Summary
holding that convictions for “burglary with an assault and/or battery” and simple battery violated double jeopardy because the verdict form “contained no indication as to whether the jury had found that Torna had committed a ‘burglary with an assault’ or a ‘burglary with a battery’ ” and “we cannot now guess what the jury was thinking”
Summary of this case from Aubuchon v. StateOpinion
No. 98-2941.
Opinion filed August 18, 1999.
An appeal from the Circuit Court for Dade County, Ronald C. Dresnick, Judge; L.T. No. 97-26877.
Bennett H. Brummer, Public Defender, and William A. Cain, Special Assistant Public Defender, for appellant.
Robert A. Butterworth, Attorney General, and M. Rebecca Springer, Assistant Attorney General, for appellee.
Before NESBITT, SHEVIN, and SORONDO, JJ.
Ricardo Torna challenges, on double jeopardy grounds, his conviction of both "burglary with an assault and/or battery in an occupied dwelling" and (simple) "battery" arising from the same criminal episode. We agree with Torna that allowing both of these convictions to stand would violate the constitutional prohibition against double jeopardy. Therefore, we vacate Torna's conviction of "battery" and remand to the trial court for resentencing on the "burglary with an assault and/or battery" conviction.
Following an incident in which Torna broke into the home of a neighbor, punched her, chased her, and threw her to the ground, Torna was charged with "burglary with an assault and/or battery" per section 810.02(2)(a), Florida Statutes, and with aggravated battery (on a pregnant woman). He was convicted of "burglary with an assault and/or battery" and (simple) "battery" (as a lesser included offense of the aggravated battery charge).
Torna was acquitted of other charges related to this criminal episode — a false imprisonment charge and two misdemeanor battery charges.
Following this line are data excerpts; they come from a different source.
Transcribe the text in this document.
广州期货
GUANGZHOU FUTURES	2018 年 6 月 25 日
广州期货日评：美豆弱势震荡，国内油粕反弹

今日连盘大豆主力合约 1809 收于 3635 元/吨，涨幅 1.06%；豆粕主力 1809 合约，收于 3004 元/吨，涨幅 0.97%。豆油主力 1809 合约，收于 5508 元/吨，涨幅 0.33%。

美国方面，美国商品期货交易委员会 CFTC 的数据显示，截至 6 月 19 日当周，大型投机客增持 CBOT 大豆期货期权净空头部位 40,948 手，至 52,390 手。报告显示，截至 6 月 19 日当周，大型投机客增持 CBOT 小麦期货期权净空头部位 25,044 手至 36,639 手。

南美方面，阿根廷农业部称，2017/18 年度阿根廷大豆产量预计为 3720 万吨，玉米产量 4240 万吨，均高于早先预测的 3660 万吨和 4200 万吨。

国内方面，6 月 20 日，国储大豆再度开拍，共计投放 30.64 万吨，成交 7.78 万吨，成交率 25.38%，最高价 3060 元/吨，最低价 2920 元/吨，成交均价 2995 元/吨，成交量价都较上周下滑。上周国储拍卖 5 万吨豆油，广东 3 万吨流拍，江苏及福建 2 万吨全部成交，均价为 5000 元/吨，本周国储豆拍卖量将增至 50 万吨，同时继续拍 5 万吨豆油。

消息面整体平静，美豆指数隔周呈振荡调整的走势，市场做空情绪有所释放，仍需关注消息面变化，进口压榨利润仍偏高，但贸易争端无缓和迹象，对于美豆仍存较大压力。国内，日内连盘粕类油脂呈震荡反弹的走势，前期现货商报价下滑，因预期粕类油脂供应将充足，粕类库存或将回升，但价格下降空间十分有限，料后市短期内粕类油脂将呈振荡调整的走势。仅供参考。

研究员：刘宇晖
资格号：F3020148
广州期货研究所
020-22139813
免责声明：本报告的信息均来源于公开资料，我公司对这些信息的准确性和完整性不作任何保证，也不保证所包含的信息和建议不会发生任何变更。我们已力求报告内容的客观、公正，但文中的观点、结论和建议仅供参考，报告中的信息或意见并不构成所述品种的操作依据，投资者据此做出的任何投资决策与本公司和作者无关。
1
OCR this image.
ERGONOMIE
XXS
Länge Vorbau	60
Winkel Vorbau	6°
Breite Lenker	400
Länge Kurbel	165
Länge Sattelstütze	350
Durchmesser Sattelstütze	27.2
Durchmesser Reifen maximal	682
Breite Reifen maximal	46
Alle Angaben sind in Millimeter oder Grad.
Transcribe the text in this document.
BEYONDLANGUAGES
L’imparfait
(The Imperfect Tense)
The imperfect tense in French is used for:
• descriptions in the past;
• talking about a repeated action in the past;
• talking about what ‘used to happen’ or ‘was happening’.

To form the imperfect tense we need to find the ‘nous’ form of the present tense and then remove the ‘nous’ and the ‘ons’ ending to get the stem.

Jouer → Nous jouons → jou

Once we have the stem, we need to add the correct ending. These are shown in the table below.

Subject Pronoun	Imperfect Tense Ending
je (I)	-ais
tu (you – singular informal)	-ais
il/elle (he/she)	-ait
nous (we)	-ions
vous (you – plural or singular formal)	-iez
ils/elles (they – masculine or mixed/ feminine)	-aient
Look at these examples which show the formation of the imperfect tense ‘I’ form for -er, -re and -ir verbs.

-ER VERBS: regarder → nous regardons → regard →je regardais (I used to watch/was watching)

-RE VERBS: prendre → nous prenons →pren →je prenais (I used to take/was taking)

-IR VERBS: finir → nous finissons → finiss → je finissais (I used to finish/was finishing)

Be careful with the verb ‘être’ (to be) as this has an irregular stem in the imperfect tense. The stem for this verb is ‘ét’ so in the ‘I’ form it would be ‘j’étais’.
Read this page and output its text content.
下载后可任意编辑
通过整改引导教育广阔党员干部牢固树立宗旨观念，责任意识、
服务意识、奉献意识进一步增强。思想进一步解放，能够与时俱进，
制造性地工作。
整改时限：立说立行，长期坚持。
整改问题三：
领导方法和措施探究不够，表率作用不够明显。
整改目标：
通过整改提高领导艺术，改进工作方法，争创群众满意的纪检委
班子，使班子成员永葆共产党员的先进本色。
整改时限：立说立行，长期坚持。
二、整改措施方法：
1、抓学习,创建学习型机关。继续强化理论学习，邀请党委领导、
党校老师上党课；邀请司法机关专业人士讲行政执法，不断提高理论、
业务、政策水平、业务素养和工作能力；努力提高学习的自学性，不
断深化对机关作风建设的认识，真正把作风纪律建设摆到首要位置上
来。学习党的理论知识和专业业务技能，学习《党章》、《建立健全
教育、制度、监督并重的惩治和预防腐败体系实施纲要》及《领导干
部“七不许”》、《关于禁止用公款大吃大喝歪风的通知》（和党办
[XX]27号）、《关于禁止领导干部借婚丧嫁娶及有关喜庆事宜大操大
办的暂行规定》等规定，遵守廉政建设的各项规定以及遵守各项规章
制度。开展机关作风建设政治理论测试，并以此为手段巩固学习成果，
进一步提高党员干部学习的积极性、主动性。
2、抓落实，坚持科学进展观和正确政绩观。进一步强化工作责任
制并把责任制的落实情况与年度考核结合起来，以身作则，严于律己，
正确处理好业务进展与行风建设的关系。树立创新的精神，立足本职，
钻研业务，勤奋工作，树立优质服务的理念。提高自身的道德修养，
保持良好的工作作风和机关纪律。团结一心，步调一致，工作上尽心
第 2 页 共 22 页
The verdict form indicated that Torna was "guilty as to the offense of burglary . . . with an assault and/or battery" and "guilty of battery as a lesser included offense of [aggravated battery on a pregnant woman." This verdict form is the crux of the problem here as it contained no indication as to whether the jury had found that Torna had committed a "burglary with an assault" or a "burglary with a battery." Given Torna's additional conviction of "battery", the determination of "with an assault" or "with a battery" was necessary so as not to run afoul of the double jeopardy issue. Since the determination was not made, and we cannot now guess what the jury was thinking, we must conclude that Torna was indeed subjected to double jeopardy by his conviction of both "burglary with an assault and/or battery" and "battery." See e.g., Fields v. State, 1999 WL 318804, 24 Fla. L. Weekly D1231 (Fla. 2d DCA May 21, 1999); Bronson v. State, 654 So.2d 584 (Fla. 2d DCA 1995). In fact, if anything, the facts of this case lend themselves more to supporting a "burglary with a battery" conviction than a "burglary with an assault" conviction. Torna consummated his assault upon his neighbor by punching her and, later, throwing her to the ground; a battery was committed.
We urge that, in future cases involving charges of a violation of section 810.02(2)(a), the jury be tendered a verdict form that clearly indicates — perhaps by boxes to be checked of — whether the conviction is of burglary with an assault or burglary with a battery, so as to avoid the double jeopardy issues addressed in the instant case.
Torna cannot properly stand convicted of both of these offenses. Therefore, we vacate Torna's conviction of (simple) battery. We affirm Torna's conviction of "burglary with an assault and/or battery" and remand for resentencing on this conviction. Torna's additional points on appeal are without merit.